A devastated pensioner who lost the love of his life to Covid-19 has spoken of the kindness of friends and strangers in the aftermath of her sudden death.
Tom Best's 72-year-old wife Anne, who had underlying health conditions, was buried in St Ninnidh's cemetery in her native Derrylin on Saturday.
Mrs Best, who is thought to be Co Fermanagh's first victim of coronavirus, died in the isolation ward at the South West Acute Hospital in Enniskillen, less than 48 hours after being rushed to hospital on Tuesday.
Speaking to the Belfast Telegraph on Wednesday, her heartbroken husband Tom (77) described Anne's death to a virus with no known cure as a "cruel, cruel way" for their 51-year marriage to end.
"I haven't been very good since I lost Anne," he said. "But then it hasn't been good for any of us who have lost loved ones to Covid-19.
"It isn't just me; a lot of people are dealing with their grief right now because of this disease."
There was no funeral for Mrs Best, who was laid to rest in her husband's absence, as he had to self-isolate for 14 days.
I'd like to thank everyone who has contacted me. Some of them don't know me but they care enough to get in touch. It's nice when you know people are thinking about you
Father Gerard Alwill, the parish priest who officiated at the burial, expects there to be a service for his parishioner at a later date, so Mr Best and others can say a final farewell.
Phone calls and cards bearing messages of condolences from family, friends and people he does not know have brightened up the dark days for Mr Best since he lost Anne.
They are, nevertheless, a reminder of his profound loss.
"I'm happy to get them and to know that people are thinking about me but then they remind me of what has happened and that brings me down," Mr Best said. "I've opened some of the cards, not all of them. They've come from all over Northern Ireland and Ireland.

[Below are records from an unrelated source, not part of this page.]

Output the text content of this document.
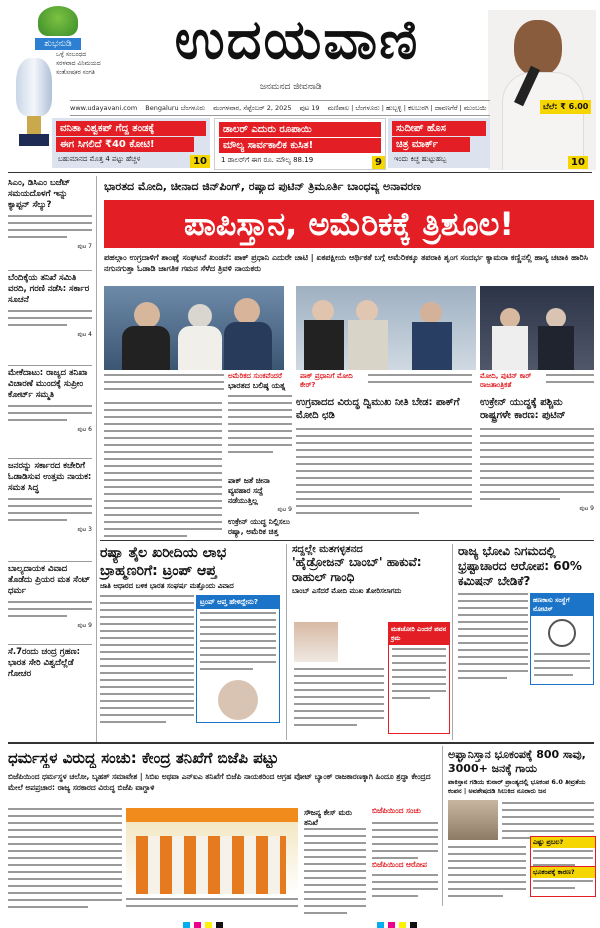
ಶುಭನುಡಿ
ಒಳ್ಳೆ ಸಂಬಂಧದ
ಸರಳವಾದ ವಿನಿಮಯದ
ಸಂತೋಷಕರ ಸಂಗತಿ
ಉದಯವಾಣಿ
ಜನಮನದ ಜೀವನಾಡಿ
www.udayavani.com Bengaluru ಬೆಂಗಳೂರು ಮಂಗಳವಾರ, ಸೆಪ್ಟೆಂಬರ್ 2, 2025 ಪುಟ 19 ಮಣಿಪಾಲ | ಬೆಂಗಳೂರು | ಹುಬ್ಬಳ್ಳಿ | ಕಲಬುರಗಿ | ದಾವಣಗೆರೆ | ಮುಂಬಯಿ	ಬೆಲೆ: ₹ 6.00
ವನಿತಾ ವಿಶ್ವಕಪ್ ಗೆದ್ದ ತಂಡಕ್ಕೆ
ಈಗ ಸಿಗಲಿದೆ ₹40 ಕೋಟಿ!
ಬಹುಮಾನದ ಮೊತ್ತ 4 ಪಟ್ಟು ಹೆಚ್ಚಳ	10
ಡಾಲರ್ ಎದುರು ರೂಪಾಯಿ
ಮೌಲ್ಯ ಸಾರ್ವಕಾಲಿಕ ಕುಸಿತ!
1 ಡಾಲರ್‌ಗೆ ಈಗ ರೂ. ಮೌಲ್ಯ 88.19	9
ಸುದೀಪ್ ಹೊಸ
ಚಿತ್ರ ಮಾರ್ಕ್
ಇಂದು ಕಿಚ್ಚ ಹುಟ್ಟುಹಬ್ಬ	10
ಸಿಎಂ, ಡಿಸಿಎಂ ಬಜೆಟ್ ಸಮಯದೊಳಗೆ ಇನ್ನು ಕ್ಯಾಪ್ಟನ್ ಸೆಲ್ಯು?
ಪುಟ 7
ಬೆಂದಿಕ್ಕೆಯ ತನಿಖೆ ಸಮಿತಿ ವರದಿ, ಗರಣಿ ನಡೆಸಿ: ಸರ್ಕಾರ ಸೂಚನೆ
ಪುಟ 4
ಮೇಕೆದಾಟು: ರಾಜ್ಯದ ತನಿಖಾ ವಿಚಾರಣೆ ಮುಂದಕ್ಕೆ ಸುಪ್ರೀಂ ಕೋರ್ಟ್ ಸಮ್ಮತಿ
ಪುಟ 6
ಜನರನ್ನು ಸರ್ಕಾರದ ಕಚೇರಿಗೆ ಓಡಾಡಿಸುವ ಉತ್ತಮ ನಾಯಕ: ಸಮತ ಸಿದ್ಧ
ಪುಟ 3
ಬಾಲ್ಯದಾಯಕ ವಿವಾದ ತೊಡೆದು ಪ್ರಿಯರ ಮತ ಸೆಂಟ್ ಧರ್ಮ
ಪುಟ 9
ಸೆ.7ರಂದು ಚಂದ್ರ ಗ್ರಹಣ: ಭಾರತ ಸೇರಿ ವಿಶ್ವದೆಲ್ಲೆಡೆ ಗೋಚರ
ಭಾರತದ ಮೋದಿ, ಚೀನಾದ ಜಿನ್‌ಪಿಂಗ್, ರಷ್ಯಾದ ಪುಟಿನ್ ತ್ರಿಮೂರ್ತಿ ಬಾಂಧವ್ಯ ಅನಾವರಣ
ಪಾಪಿಸ್ತಾನ, ಅಮೆರಿಕಕ್ಕೆ ತ್ರಿಶೂಲ!
ಪಹಲ್ಗಾಂ ಉಗ್ರದಾಳಿಗೆ ಶಾಂಘೈ ಸಂಘಟನೆ ಖಂಡನೆ: ಪಾಕ್ ಪ್ರಧಾನಿ ಎದುರೇ ಚಾಟಿ | ಏಕಪಕ್ಷೀಯ ಆರ್ಥಿಕತೆ ಬಗ್ಗೆ ಅಮೆರಿಕಕ್ಕೂ ತಪರಾಕಿ ಶೃಂಗ ಸಂದರ್ಭ ಕ್ಯಾಮರಾ ಕಣ್ಣಿನಲ್ಲಿ ಹಾಸ್ಯ ಚಟಾಕಿ ಹಾರಿಸಿ ನಗುನಗುತ್ತಾ ಓಡಾಡಿ ಜಾಗತಿಕ ಗಮನ ಸೆಳೆದ ತ್ರಿವಳಿ ನಾಯಕರು
ಪಾಕ್ ಪ್ರಧಾನಿಗೆ ಮೋದಿ ಕೇರ್?
ಮೋದಿ, ಪುಟಿನ್ ಕಾರ್ ರಾಜತಾಂತ್ರಿಕತೆ
ಅಮೆರಿಕದ ಸುಂಕವೆಂದರೆ
ಭಾರತದ ಬಲಿಷ್ಠ ಯತ್ನ
ಪಾಕ್ ಜತೆ ಚೀನಾ ವ್ಯವಹಾರ ಸದ್ದೆ ನಡೆಯುತ್ತಿಲ್ಲ
ಪುಟ 9
ಉಕ್ರೇನ್ ಯುದ್ಧ ನಿಲ್ಲಿಸಲು ರಷ್ಯಾ, ಅಮೆರಿಕ ಚಿತ್ತ
ಉಗ್ರವಾದದ ವಿರುದ್ಧ ದ್ವಿಮುಖ ನೀತಿ ಬೇಡ: ಪಾಕ್‌ಗೆ ಮೋದಿ ಛಡಿ
ಉಕ್ರೇನ್ ಯುದ್ಧಕ್ಕೆ ಪಶ್ಚಿಮ ರಾಷ್ಟ್ರಗಳೇ ಕಾರಣ: ಪುಟಿನ್
ಪುಟ 9
ರಷ್ಯಾ ತೈಲ ಖರೀದಿಯ ಲಾಭ ಬ್ರಾಹ್ಮಣರಿಗೆ: ಟ್ರಂಪ್ ಆಪ್ತ
ಜಾತಿ ಆಧಾರದ ಬಳಿಕ ಭಾರತ ಸಂಘರ್ಷ ಮತ್ತೊಂದು ವಿವಾದ
ಟ್ರಂಪ್ ಆಪ್ತ ಹೇಳಿದ್ದೇನು?
ಸದ್ದಲ್ಲೇ ಮತಗಳ್ಳತನದ
'ಹೈಡ್ರೋಜನ್ ಬಾಂಬ್' ಹಾಕುವೆ: ರಾಹುಲ್ ಗಾಂಧಿ
ಬಾಂಬ್ ಎಸೆದರೆ ಮೋದಿ ಮುಖ ತೋರಿಸಲಾಗದು
ಮತಚೋರಿ ಎಂದರೆ ಪವನ ಕ್ರಮ
ರಾಜ್ಯ ಭೋವಿ ನಿಗಮದಲ್ಲಿ ಭ್ರಷ್ಟಾಚಾರದ ಆರೋಪ: 60% ಕಮಿಷನ್ ಬೇಡಿಕೆ?
ಹಣಕಾಸು ಸಂಸ್ಥೆಗೆ ನೋಟಿಸ್
ಧರ್ಮಸ್ಥಳ ವಿರುದ್ಧ ಸಂಚು: ಕೇಂದ್ರ ತನಿಖೆಗೆ ಬಿಜೆಪಿ ಪಟ್ಟು
ಬಿಜೆಪಿಯಿಂದ ಧರ್ಮಸ್ಥಳ ಚಲೋ, ಬೃಹತ್ ಸಮಾವೇಶ | ಸಿಬಿಐ ಅಥವಾ ಎನ್‌ಐಎ ತನಿಖೆಗೆ ಬಿಜೆಪಿ ನಾಯಕರಿಂದ ಆಗ್ರಹ ವೋಟ್ ಬ್ಯಾಂಕ್ ರಾಜಕಾರಣಕ್ಕಾಗಿ ಹಿಂದೂ ಶ್ರದ್ಧಾ ಕೇಂದ್ರದ ಮೇಲೆ ಅಪಪ್ರಚಾರ: ರಾಜ್ಯ ಸರಕಾರದ ವಿರುದ್ಧ ಬಿಜೆಪಿ ವಾಗ್ದಾಳಿ
ಸೌಜನ್ಯ ಕೇಸ್ ಮರು ತನಿಖೆ
ಬಿಜೆಪಿಯಿಂದ ಸಂಚು
ಬಿಜೆಪಿಯಿಂದ ಆರೋಪ
ಅಫ್ಘಾನಿಸ್ತಾನ ಭೂಕಂಪಕ್ಕೆ 800 ಸಾವು, 3000+ ಜನಕ್ಕೆ ಗಾಯ
ಪಾಕಿಸ್ತಾನ ಗಡಿಯ ಕುನಾರ್ ಪ್ರಾಂತ್ಯದಲ್ಲಿ ಭೂಕಂಪ 6.0 ತೀವ್ರತೆಯ ಕಂಪನ | ಅವಶೇಷದಡಿ ಸಿಲುಕಿದ ನೂರಾರು ಜನ
ಎಷ್ಟು ಪ್ರಬಲ?
ಭೂಕಂಪಕ್ಕೆ ಕಾರಣ?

"I'd like to thank everyone who has contacted me. Some of them don't know me but they care enough to get in touch. It's nice when you know people are thinking about you."
He added: "I'd especially like to thank the people from Derrylin and from Santander bank. They know who they are." Mr Best told how his wife was taken "from the hospital to the funeral home and then taken to the church".
The worst part is that I have no-one to talk to. People come to see me, and they ask if I need anything, but they all have to stay their distance because I was in contact with Anne
And he described how the undertaker brought the coffin to a cul-de-sac near their marital home so he could say a private goodbye prior to her burial last Saturday.
"He brought it [the coffin] and I walked down and I had 10 minutes alone with her," he said.
"It felt like no time at all when I heard him tell me it was time to go." Mr Best could not attend the burial himself but he drew comfort from knowing mourners were there to pay their respects.
He hopes to organise a proper funeral "at some point in the future when things have settled down" and normal life has resumed after the Covid-19 crisis has eased. "I couldn't see her being buried on Saturday," he said. "I was still standing in the cul-de-sac after the coffin left but there was a hill blocking my view. Around 15 people, including my cousin, his wife and baby, were there. I'll go to her grave next week when I'm out of isolation."
Mr Best, a retired civil servant, who has a brother living in England, said he has felt a deep sense of loneliness now that he is by himself in the home he used to share with his beloved wife.
"I was emptying some of her clothes into the bin," he said. "I'm gradually trying to get rid of stuff. It's difficult, but what can you do?"
"I get up at 7.30am, get dressed, eat breakfast...but I'm going through the motions."
He added: "The worst part is that I have no-one to talk to. People come to see me, and they ask if I need anything, but they all have to stay their distance because I was in contact with Anne."